In my rack one night, I was awakened quite abruptly by the messenger of the watch saying “Mac you better come down to the engine room.” Knowing that something was amiss, I jumped out of my tree and into my dungarees. As I slid down the ladder, I was greeted by upper-level MM2. If there is such a thing, a sheepish look of pallid horror was upon his face as he led me over to the purplest LP turbine I had ever seen. Additionally, the overhead and steam piping above it were purple. The most intelligent thing I could say was “What the fuck?” Seems the cap on the bottle was not as loose as we had thought and the well-accelerated fermentation process had exceeded the capacity of it to contain its contents. Now wine is a lot like lube oil, once on the loose a little can look like a lot. Lucky for us, we had been doing some painting the day before and had kept some unauthorized paint in the hole. All hands were assembled on the deck plates that night and as they painted out the overhead, piping and LP turbine, upper-level MM2 and I lowered the culprit bottle. Finding it still ¾ full, we removed the cap to be on the safe side and returned it to its place of honor. Turning the steam hose on the canvas bag and installing it inside out put the sneak back on the operation. By the time the aroma of morning chow started wafting down through the ventilation dissipating the stench of rioting grape juice, all was well with our world. With the entire after engine room crew horsing down morning chow at the same table, Senior Chief on his way to the log room from the CPO mess stopped, scowled at us and said “What? Are you guys all queer now?”
In the end, the wine finished up nicely and was enjoyed by the entire after engine house, the two mess cooks, BT2 and myself. Main Controls LPO never fully recovered and remained perplexed from the loss of his poly bottle, and what’s more, its sudden reappearance. Although he could never prove anything, the Senior Chief remained convinced that the entire after engine room crew was a bunch of criminals – probably all queer.
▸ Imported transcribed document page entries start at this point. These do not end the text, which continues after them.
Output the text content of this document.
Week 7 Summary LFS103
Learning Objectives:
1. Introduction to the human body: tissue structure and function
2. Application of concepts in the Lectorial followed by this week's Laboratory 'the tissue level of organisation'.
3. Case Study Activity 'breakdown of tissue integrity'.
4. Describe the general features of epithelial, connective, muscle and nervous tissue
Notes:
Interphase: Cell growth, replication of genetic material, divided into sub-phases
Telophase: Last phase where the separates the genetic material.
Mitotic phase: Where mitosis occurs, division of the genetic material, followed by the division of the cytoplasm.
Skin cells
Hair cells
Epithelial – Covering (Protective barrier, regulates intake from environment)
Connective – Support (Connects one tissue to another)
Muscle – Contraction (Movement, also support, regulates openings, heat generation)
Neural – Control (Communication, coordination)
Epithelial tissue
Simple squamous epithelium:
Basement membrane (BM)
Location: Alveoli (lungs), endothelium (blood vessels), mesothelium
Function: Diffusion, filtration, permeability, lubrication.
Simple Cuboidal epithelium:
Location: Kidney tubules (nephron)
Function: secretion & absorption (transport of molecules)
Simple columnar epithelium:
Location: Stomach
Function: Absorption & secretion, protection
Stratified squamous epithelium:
David “Mac” McAllister a native of California, now resides in the Ozark Mountains of Southwest Mo. Having served in Asia for the majority of his 24-year Navy career, he now divides his time as an over the road trucker, volunteer for local veteran repatriation events and as an Asia Sailor Westpac’rs Association board member and reunion coordinator. In his spare time, he enjoys writing about his experiences in Westpac and sharing them online with his Shipmates.